Sarah Brummet: I am from Pensacola in northwest Florida, and have lived there my whole life. My family is working class and has had no choice but to stay and weather every hurricane, including Ivan, which devastated and destroyed our city and forever changed our lives. Due to that experience, I thought I knew what to expect as our socialist solidarity brigade headed east toward Panama City to deliver emergency supplies to those in need, but I was utterly unprepared.

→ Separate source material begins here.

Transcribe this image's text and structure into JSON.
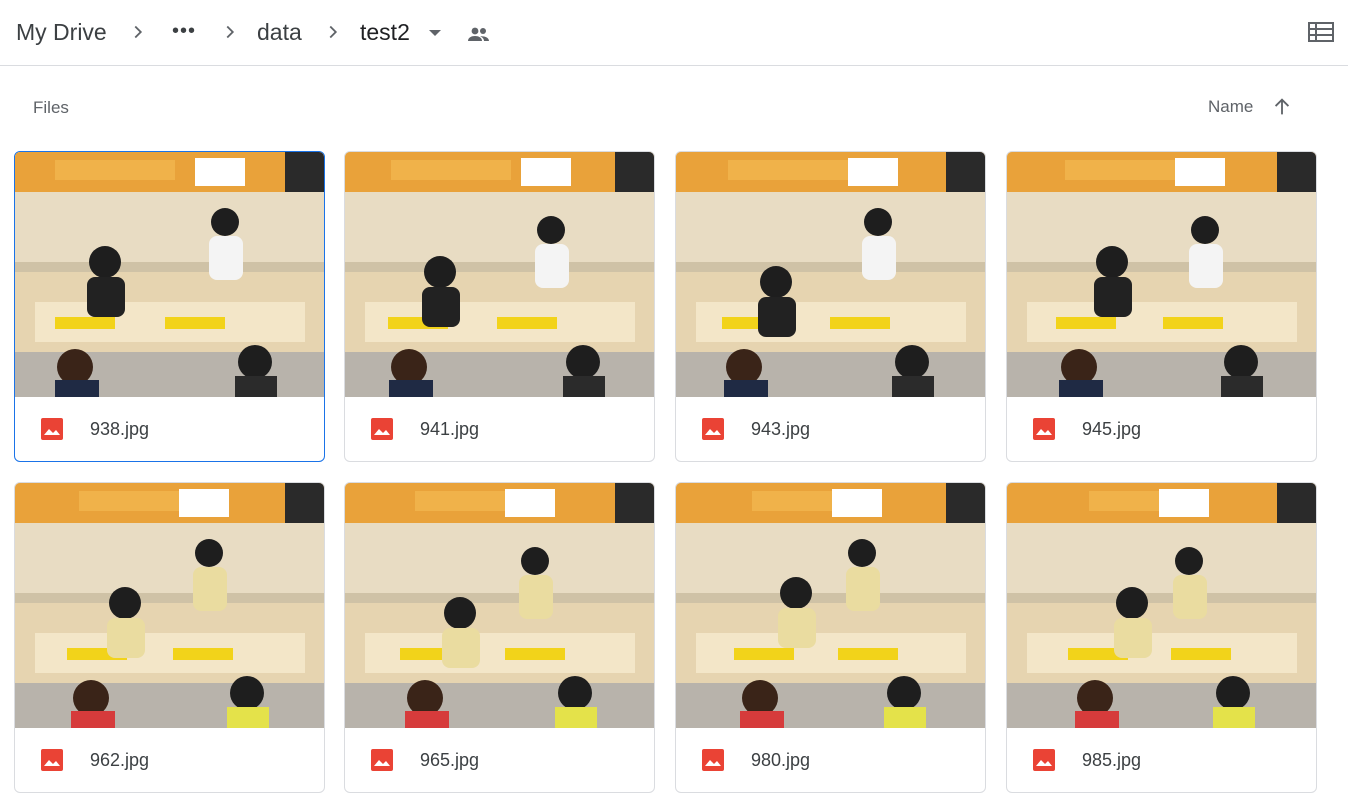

We arrived around noon on Friday, October 12, almost two full days after Hurricane Michael made landfall in the Florida panhandle. What we encountered was heartbreaking. The city is absolutely demolished. Unlike my experience after Hurricane Ivan, there were no signs of FEMA or the Red Cross in the areas we visited. The national guard was present, and appeared to be clearing major roadways but left individual neighborhoods inaccessible. Linemen were hard at work to repair the electrical grid, but from the looks of the damage it may be months before power is fully restored.

The entire county is completely without running water, so bathing is impossible and toilets no longer function. The police were out in droves but not to “protect and serve” the victims of this violent storm. Instead, they were posted in front of any intact (and even some damaged) storefronts, to prevent the people from scavenging for emergency supplies. 

We ended up distributing our goods in a working class area, outside of a CVS, where another donor was already set up to distribute water. Baby wipes, tarps, and peanut butter were in high demand and we were out of all of them in under two minutes. As people crowded around us, I was struck by how concerned they were for each other, wanting to be sure that everyone got what they needed.  It was clear that the people will do what they can to care for each other, even as the state allows them to suffer without access to basic necessities.

RJ Hightower: The conditions of capital have reared their ugly head in Panama City, post Hurricane Michael. To me, the experience has left my heart heavy.

Photo credit: Justin Garcia, Tampa DSA

I watched people being arrested for looking for goods at a demolished Family Dollar. Cops with their lights on just sitting in front of destroyed stores, instead of actively engaging with the populace and attempting to help. It is has never been more apparent to me that the dogs of the oligarchs have no interest in helping anyone, and simply seek to damn working class poor further and further.

On a light note, I was so humbled by the people we donated to, and that we continue to work with. The people are kind, they are patient. When you and your peers have lost everything, it is amazing how kind people become. Everyone was so ready to take as little as possible so that others had an opportunity to get goods for themselves. We truly are all socialists in our own hearts.